The machine stores each rule in a little table and links them with arrows that show which features depend on which others. If you then feed it two laptops — one light but slow, the other heavy but fast — the CP-net uses ceteris paribus to keep everything else fixed and calculates which one you’d pick. It doesn’t need to compare every possible combination; it only needs the handful of “if this, then that” preferences you gave it. That means recommendation systems can be both fast and surprisingly accurate, even when they don’t know every detail about you.

The trick works because the same logic that Halldén and von Wright wrote down with pen and paper can be carried out by a computer, silently checking for loops and asking the fewest possible questions. Next time a game suggests a character or a website recommends a song, there’s a fair chance it’s running a miniature preference logic under the hood, built out of the simple ideas of “better than,” “all else equal,” and conditional rules.

Why This Matters When You’re Staring at a Menu

You don’t need a supercomputer to use this logic. The next time you’re frozen in front of an ice cream counter, a jumble of reasons and raw tastes churning inside you, try thinking like a CP-net. Ask yourself: is there a flavor I’d prefer no matter what the other flavors are? That’s your top priority. Then imagine changing just one thing — say, switching from cone to cup — and ask if that flips the whole ranking. If it does, you’ve found a condition that matters, and you can label it and make it explicit.

Von Wright’s old insight helps too. If you can name an outside reason for your pick (“I want the cheapest scoop”), it’s an extrinsic preference, and you can bargain with your friends — maybe they’ll chip in for the chocolate fudge. If no reason exists except “I just like it,” you’re in the land of intrinsic preference, and that’s fine too. No one owes a proof for loving mango.

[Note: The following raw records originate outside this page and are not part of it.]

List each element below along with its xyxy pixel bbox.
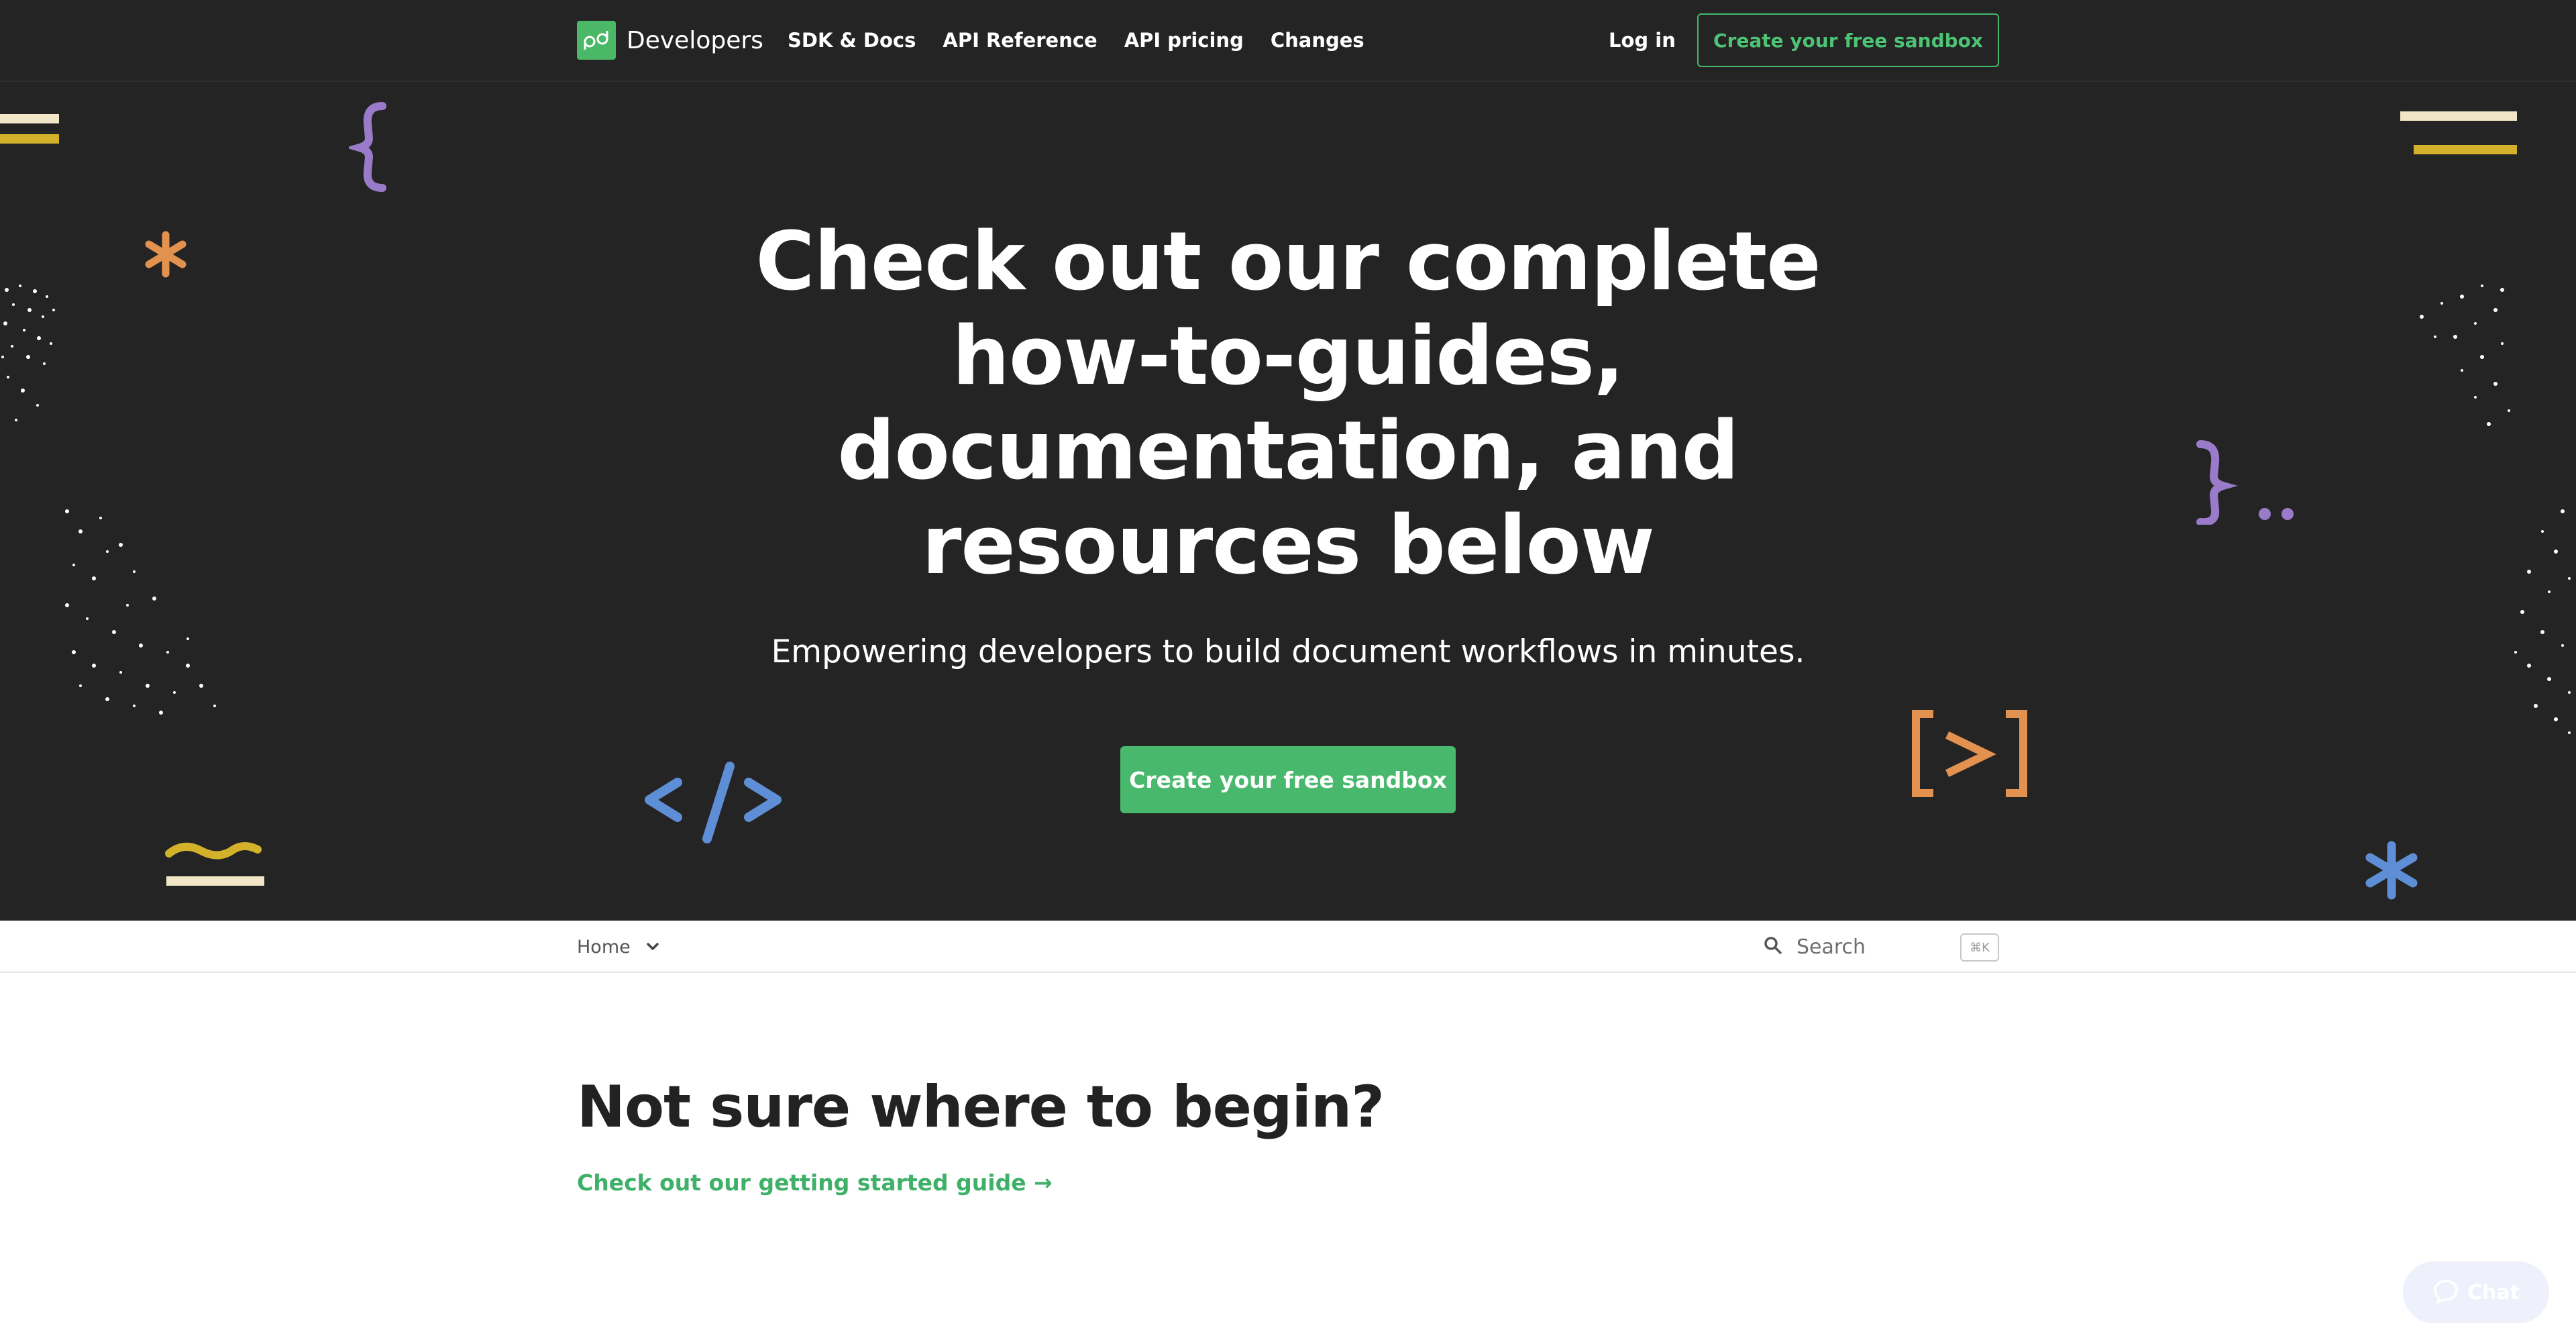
closing-brace-dots-icon [2196,440,2294,525]
breadcrumb-dropdown[interactable]: Home [577,921,660,973]
docs-subnav: Home Search ⌘K [0,921,2576,973]
blue-asterisk-icon [2365,841,2418,900]
login-link[interactable]: Log in [1609,0,1676,81]
top-navigation: Developers SDK & Docs API Reference API … [0,0,2576,82]
orange-asterisk-icon [145,231,186,278]
section-heading: Not sure where to begin? [577,1074,1385,1141]
hero-title: Check out our complete how-to-guides, do… [755,215,1821,592]
chat-label: Chat [2467,1280,2520,1304]
search-icon [1763,935,1783,958]
nav-link-api-reference[interactable]: API Reference [943,29,1097,52]
speckle-texture-right-bottom [2514,509,2571,734]
search-shortcut-badge: ⌘K [1960,933,1999,962]
tilde-equals-decoration [165,842,264,886]
brand-name: Developers [627,26,763,54]
yellow-dashes-right-decoration [2400,111,2517,154]
nav-link-sdk-docs[interactable]: SDK & Docs [788,29,916,52]
terminal-prompt-icon [1912,710,2027,797]
hero-section: Check out our complete how-to-guides, do… [0,82,2576,921]
pandadoc-logo-icon [577,21,616,60]
chat-bubble-icon [2432,1278,2459,1307]
brand-link[interactable]: Developers [577,21,763,60]
code-tag-icon [645,762,782,843]
nav-sandbox-button[interactable]: Create your free sandbox [1697,13,1999,67]
nav-link-changes[interactable]: Changes [1271,29,1364,52]
yellow-dashes-decoration [0,114,59,144]
hero-subtitle: Empowering developers to build document … [771,633,1805,670]
curly-brace-icon [349,102,386,192]
search-input[interactable]: Search [1796,935,1866,959]
chevron-down-icon [645,942,660,951]
nav-link-api-pricing[interactable]: API pricing [1124,29,1244,52]
chat-widget-button[interactable]: Chat [2403,1261,2549,1323]
hero-sandbox-button[interactable]: Create your free sandbox [1120,746,1456,813]
getting-started-link[interactable]: Check out our getting started guide → [577,1170,1053,1196]
speckle-texture-right-top [2420,285,2510,426]
primary-nav: SDK & Docs API Reference API pricing Cha… [788,0,1391,81]
speckle-texture-left-bottom [65,509,216,715]
search-box[interactable]: Search ⌘K [1763,921,1999,973]
breadcrumb-home: Home [577,936,631,958]
speckle-texture-left-top [1,285,55,421]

Preference logic doesn’t tell you what you should want. It gives you a language to clean up your rankings and spot the knots. And it reminds you that comparing — whether you’re choosing a dessert, a movie, or a friend — is never just a random flip of a coin. It’s a structure, and once you see the structure, you can start to understand why you pick what you pick.

Think about it

1. Imagine you’re designing a robot that buys groceries for your family. What three simple rules would you program into its CP-net to make sure it picks food that everyone will actually eat? Would those rules ever conflict?
2. Can you think of a situation where your “gut” preference and your “reasoned” preference pull in opposite directions? How would you decide which one to follow — and could someone else ever prove you made the wrong choice?
3. If a new app could predict all your shopping choices perfectly based on past preferences, would you still feel like you were making a free decision? Why or why not?